The vocabulary of most Christian Neo-cons who indulge in politics seems to be neither Christian nor political. Falwell, for instance, said in repeated occasions that the disaster of 9/11 was a divine punishment not only for the sins of gays and lesbians, but also for the sins of a nation that encourages gays and lesbians. This manner of speaking is certainly not Christian: Jesus admonished his disciples not to judge others in order not to be judge by God. To make things worse, Newborn Christians seem obsessed with “moral” issues Jesus never spoke one word about, such as same-sex marriage, abortion, euthanasia. abstinence, pre-marital sex, condoms, etc. In a way, those Christian preachers sound more like Taliban thugs than like the mellow disciples of the Master who encouraged only those men without sin to throw the first stone against an adulteress woman. The promiscuous, self-righteous, religious-political vocabulary of the Christian Right is radically strange to the vocabulary of the Sermon on the Mountain, a sermon Jefferson admired as the most elevated moral code preached to humanity, anytime, anywhere, by anybody. Maybe Neo-Christian preachers should learn the vocabulary of assistance to the poor, a language that now seems reserved to Hollywood celebrities and Wall Street magnates, or to former Senator Edwards.

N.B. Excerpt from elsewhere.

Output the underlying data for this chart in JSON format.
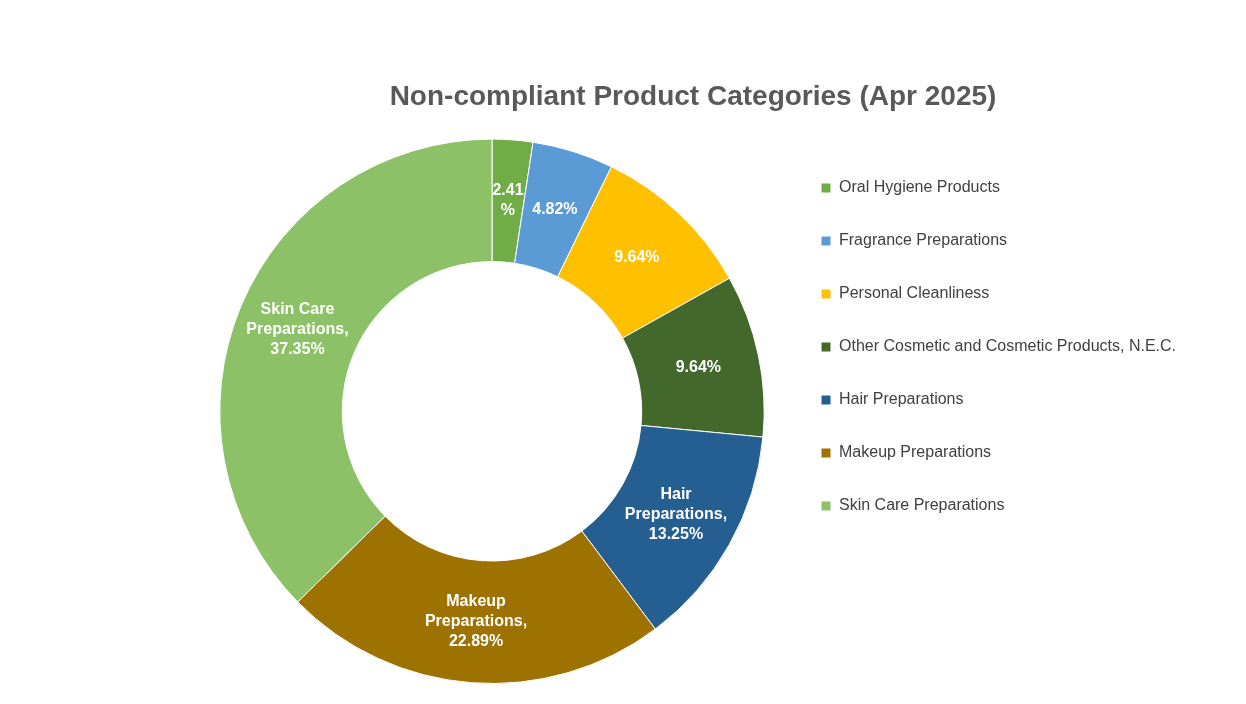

The most important political change at the moment is about the very definition of America, about our ownself-understanding, about what America can and must do for others and for the planet itself. The language of unilateral hegemony has to be thoroughly displaced by the vocabulary of human solidarity and equality. Jeffferson’s vocabulary in the Declaration applies to ALL human beings, Christians, Jews, Muslims, North and South Koreans, Cambodians and Nigerians, Buddhists and Shintoists. We are all equal in our rights: the right to be free , the right to seek our happiness; the Creator is One and the Same.

To refuse signing the Kyoto protocol was not an exemplary act of solidarity, but an act of betrayal and American exceptionalism, that feeds, once again, on national arrogance. In the next period of global warming characterized by more persistent droughts, more intense mega fires, more devastating floods, Americans should be the first on line to assist humans in distress in any part of the world. We don’t seek a policy of isolationism; we seek the honor of being among the first responders to suffering humanity, to the poor and the sick not only in America, but everywhere, a novel outburst of globalization.